Pro surfing has featured many celebrated victories by rookies and wildcards in major events over the years – Nicky Wood’s precocious win at Bells in 1987, Joel Parkinson’s J-Bay triumph in 1999 and Mick Fanning’s ‘White Lightning’ strike at Bells in 2001 are a few which spring to mind. However, the sport’s first breakout win in a major event occurred at Burleigh in the 1980 Stubbies contest.

Peter Harris was a 22-year-old, Gold Coast mail sorter when he earned an alternate spot in the 1980 Stubbies event, courtesy of a drop-out by another competitor.

While Harris had enjoyed some success in the amateur ranks a few years earlier, he certainly wasn’t a player on the nascent, pro surfing circuit that was rapidly turning so-called ‘surfing drop-outs’ into super stars. By the time Harris back-doored his way into the 1980 Stubbies had become one of the most prestigious surfing contests in the world. The first three Stubbies ('77-'79) had been won by Michael Peterson, Rabbit Bartholomew and Mark Richards – alongside names like that Harris was a relative unknown. 

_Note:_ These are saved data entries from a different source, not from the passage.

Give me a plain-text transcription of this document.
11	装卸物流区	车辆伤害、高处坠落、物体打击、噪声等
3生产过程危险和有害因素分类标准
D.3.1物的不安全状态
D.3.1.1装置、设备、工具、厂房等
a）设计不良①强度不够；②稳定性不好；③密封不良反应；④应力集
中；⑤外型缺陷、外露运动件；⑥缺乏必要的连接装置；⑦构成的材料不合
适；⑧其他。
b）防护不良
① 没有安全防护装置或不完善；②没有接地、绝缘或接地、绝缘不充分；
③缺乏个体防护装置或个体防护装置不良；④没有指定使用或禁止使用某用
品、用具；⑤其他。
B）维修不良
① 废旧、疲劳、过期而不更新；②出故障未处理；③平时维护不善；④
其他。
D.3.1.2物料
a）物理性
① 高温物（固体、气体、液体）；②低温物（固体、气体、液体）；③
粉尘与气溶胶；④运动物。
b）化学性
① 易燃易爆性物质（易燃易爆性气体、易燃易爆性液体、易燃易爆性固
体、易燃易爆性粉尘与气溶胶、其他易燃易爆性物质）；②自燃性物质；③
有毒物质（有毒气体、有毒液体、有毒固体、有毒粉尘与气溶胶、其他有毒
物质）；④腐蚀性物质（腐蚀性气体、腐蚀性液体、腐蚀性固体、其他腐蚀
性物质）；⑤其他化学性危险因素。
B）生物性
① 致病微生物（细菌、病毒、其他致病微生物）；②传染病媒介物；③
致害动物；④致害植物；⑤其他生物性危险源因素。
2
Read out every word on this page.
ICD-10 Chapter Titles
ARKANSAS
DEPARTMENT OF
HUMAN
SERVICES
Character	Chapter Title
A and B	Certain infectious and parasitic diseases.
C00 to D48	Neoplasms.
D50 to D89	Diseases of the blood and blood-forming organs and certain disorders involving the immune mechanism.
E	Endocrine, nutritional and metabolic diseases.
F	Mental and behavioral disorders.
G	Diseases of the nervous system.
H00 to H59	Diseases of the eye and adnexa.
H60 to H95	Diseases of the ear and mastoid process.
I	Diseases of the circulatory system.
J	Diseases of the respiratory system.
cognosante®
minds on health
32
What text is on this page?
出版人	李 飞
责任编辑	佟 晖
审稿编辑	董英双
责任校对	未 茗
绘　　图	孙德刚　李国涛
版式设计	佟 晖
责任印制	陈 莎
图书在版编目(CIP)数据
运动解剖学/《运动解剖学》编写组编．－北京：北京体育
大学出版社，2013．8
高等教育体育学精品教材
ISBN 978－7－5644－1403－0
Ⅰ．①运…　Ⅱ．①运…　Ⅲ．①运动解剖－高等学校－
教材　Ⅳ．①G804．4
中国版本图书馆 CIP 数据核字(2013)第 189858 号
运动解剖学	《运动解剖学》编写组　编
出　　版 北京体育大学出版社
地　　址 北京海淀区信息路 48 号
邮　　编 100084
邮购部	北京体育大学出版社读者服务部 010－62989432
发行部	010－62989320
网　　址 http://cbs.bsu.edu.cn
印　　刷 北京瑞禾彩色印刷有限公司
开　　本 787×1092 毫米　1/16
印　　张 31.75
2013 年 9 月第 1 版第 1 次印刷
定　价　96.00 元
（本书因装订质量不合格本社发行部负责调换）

Mark Richards competing in the 1980 Stubbies where competitors were identified by the coloured Stubbies shorts. Photo John Ware

By 1980 The Stubbies had developed a reputation for being more than just one of the major surfing events in the world; it was also the biggest party on the circuit. In his Gonzo account of the event, Tracks editor, Paul Holmes, paints the picture of a hedonistic, festival atmosphere in and around the contest. “The Stubbies is as good an excuse as they need for ten days of continuous raging,” writes Holmes.

As surfers and competitors congregate in the ‘rabbit warren’ apartment blocks overlooking Burleigh Heads, Penthouse Pets and skimpily-clad girls climb the stairwells in search of pro surfing beaus. Down below a bronzed, ten-thousand-plus crowd spreads across the Burleigh headland while event organisers alternate commentary on the surfing with promotions for a female mud wrestling event. Meanwhile a range of venues play host to a series of hard core drinking sessions and winning, it seems, has as much to do with surviving the nocturnal assault on the night-clubs as it does with surfing well. “A weeks supply of Berocca was the only thing between me and disaster,” suggests Holmes as he succumbs to the party whirlpool in the name of a good story.

Crowds gather on the hill at Burleigh to watch the Stubbies.

Against this bacchanalian background Peter Harris describes himself as a non-drinking and non- smoking Christian. He’s also a Burleigh local who is familiar with every shifting bank and boulder along the famed point. Despite the local knowledge Harris’s contest begins poorly and he’s forced to fight his way through the loser’s round. Once in the main event Harris is matched against Cheyne Horan who is at at the apex of his career. As a groomed, eight-foot swell bends around the corner and rattles the boulders all the way down the point, Harris is tuned in to the hollow sections and puts on a barrel show for the roaring crowd. Horan’s pin-ball approach, while exciting, proves no match for Harris’s line straight through the guts of the Burleigh kegs and he seals the victory with a four second disappearing act.

As the event continues the conditions deteriorate, but riding the same Sky, swallow-tail twinny fin by Greg 'Magoo' Melhuish, Harris accounts for Joe Engel and Buzzy Kerrbox in the following two rounds. As Harris and Dane Keoloha paddle out for the final it’s standing room only on the Burleigh hill and there’s hardly an unclaimed boulder along the point. With barely a bead of wax separating them, Harris does just enough to out-point the powerful Hawaiian.

Gold Coast and Stubbies icon, Margaret Dupre, (left of frame) at Burleigh in the 80s.

The presentation ceremony is held at the nearby Playroom, the scene of many of the week’s heaviest party sessions. The Lord Mayor is there along with live Koalas in Stubbies shirts. After accepting his $7000 winner’s cheque from Gold Coast sex symbol, Margaret Dupre, Peter Harris later tells Tracks that he had a secret weapon. “I really believe God helped me in this event… Before the event and during the early heats I prayed more than ever before.”

Whether divine intervention played its part or not, Peter Harris's 1980s Stubbies win remains one of pro surfing’s most famous underdog victories.